Open Junoth opened 6 years ago
Yeah, thx for ur suggestions! And firstly, we do think the dataset is too small, about 350 images for each label, but the project is put forward by kaggle, and the dataset they give us is that small. Perhaps we are gonna find some images from the internet. The second one, as u can see from the end of the readme, we are gonna give up the seven-layer one, due to the poor accuracy, and the vgg19 seems good (one of my partners is training it right now). Thirdly, it's a brilliant advice, and we r gonna make it in the sprint 3. Finally, the result which is approaching 100% is due to we tested the model by training set as we explained at the end of Readme. And we will update the vgg19 model as soon as possible.
Hi,I've read your introduction and code basically.Actually,I really love your idea to use AutoML to finish simple classification and use transfer learning to finish complicate classification.I think your method is pretty smart because it uses suitable tools for different target.AutoML is a great tool.It can finish a series of task automatically like processing data,extracting features and training the model.It can adjust some parameters by itself.It can save you a lot of time then you can spend more efforts on complicate classification.That's great.As for transfer learning,I think it's a great choice to use VGG19 because the Convolution Layer of VGG19 is deep enough to extract enough features of plants.

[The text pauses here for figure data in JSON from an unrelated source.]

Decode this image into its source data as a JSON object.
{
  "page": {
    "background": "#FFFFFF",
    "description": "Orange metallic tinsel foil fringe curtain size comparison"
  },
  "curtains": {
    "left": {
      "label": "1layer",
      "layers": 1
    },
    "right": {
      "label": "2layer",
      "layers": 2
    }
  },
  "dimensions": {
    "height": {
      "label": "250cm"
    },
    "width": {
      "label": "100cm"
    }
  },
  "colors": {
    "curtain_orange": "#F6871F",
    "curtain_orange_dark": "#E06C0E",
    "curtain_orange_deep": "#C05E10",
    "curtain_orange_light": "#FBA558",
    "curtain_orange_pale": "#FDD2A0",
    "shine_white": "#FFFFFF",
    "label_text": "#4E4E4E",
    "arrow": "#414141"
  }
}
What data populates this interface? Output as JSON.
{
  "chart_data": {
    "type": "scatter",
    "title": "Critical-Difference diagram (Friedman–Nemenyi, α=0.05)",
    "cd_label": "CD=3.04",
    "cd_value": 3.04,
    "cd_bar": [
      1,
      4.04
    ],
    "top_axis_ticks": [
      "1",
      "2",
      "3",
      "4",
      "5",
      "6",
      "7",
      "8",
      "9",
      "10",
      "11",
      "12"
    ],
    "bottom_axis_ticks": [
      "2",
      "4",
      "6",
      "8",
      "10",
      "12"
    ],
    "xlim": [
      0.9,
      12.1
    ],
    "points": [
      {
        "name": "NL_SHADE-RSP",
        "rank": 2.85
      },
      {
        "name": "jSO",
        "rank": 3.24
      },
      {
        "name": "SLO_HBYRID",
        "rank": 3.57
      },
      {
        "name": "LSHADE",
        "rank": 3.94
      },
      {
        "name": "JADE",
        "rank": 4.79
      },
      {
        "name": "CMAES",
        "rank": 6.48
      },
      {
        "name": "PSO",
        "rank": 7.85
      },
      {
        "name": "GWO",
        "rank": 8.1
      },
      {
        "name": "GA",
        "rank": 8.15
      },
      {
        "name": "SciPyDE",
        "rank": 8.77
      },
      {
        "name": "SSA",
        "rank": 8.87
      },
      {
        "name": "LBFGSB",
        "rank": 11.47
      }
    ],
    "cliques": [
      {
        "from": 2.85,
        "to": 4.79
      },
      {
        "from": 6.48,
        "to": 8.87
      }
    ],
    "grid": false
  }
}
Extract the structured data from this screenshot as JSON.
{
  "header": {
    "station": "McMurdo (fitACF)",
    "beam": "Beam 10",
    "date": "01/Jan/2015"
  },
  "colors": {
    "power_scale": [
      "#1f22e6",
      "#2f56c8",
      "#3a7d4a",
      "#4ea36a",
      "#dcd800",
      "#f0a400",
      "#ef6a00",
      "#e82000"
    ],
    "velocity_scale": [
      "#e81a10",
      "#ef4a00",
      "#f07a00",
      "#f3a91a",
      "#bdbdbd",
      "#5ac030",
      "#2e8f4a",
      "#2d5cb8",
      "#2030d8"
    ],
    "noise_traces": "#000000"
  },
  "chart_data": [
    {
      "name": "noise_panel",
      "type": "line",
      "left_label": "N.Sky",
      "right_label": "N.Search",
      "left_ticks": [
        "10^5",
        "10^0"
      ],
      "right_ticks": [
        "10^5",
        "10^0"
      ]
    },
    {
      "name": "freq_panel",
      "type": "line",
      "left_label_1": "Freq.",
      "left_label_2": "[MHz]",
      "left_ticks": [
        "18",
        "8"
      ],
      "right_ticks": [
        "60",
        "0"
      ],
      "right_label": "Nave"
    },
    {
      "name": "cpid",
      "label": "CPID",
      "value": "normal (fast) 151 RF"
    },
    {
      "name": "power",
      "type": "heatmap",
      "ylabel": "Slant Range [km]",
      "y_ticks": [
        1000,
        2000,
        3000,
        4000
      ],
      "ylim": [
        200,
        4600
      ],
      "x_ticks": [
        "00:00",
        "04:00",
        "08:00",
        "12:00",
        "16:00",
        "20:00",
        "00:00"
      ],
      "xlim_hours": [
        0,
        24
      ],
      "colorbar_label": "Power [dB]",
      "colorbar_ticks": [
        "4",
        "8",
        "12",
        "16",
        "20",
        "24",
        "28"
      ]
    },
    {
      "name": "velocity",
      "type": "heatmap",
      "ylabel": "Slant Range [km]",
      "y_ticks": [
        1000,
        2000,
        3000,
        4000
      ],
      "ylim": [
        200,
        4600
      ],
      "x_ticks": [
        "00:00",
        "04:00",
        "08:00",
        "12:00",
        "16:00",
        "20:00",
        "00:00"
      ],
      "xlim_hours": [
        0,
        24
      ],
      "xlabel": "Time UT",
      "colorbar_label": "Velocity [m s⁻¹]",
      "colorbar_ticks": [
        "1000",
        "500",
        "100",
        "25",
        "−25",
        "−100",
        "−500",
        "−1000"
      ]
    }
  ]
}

I think,there are still some left to develop.Maybe I'm wrong and you can correct me lol. 1.The data of your train set is not enough.Maybe you can try to find more images on the website and add them to your train set. 2.I think the seven layer is not enough because if you have two plants that is hard to distinguish.Deep convolution layers can help you extract enough features. 3.It seems that you don't do enough pre-processing to images like crop,rotation and flip.That will make your dataset lack of space diversity. 4.I see the accuracy of your model access 100% and sometimes is 100%.Maybe you should consider about over-fitting,especially when your dataset is not enough.You should consider adding drop-out layer to your model.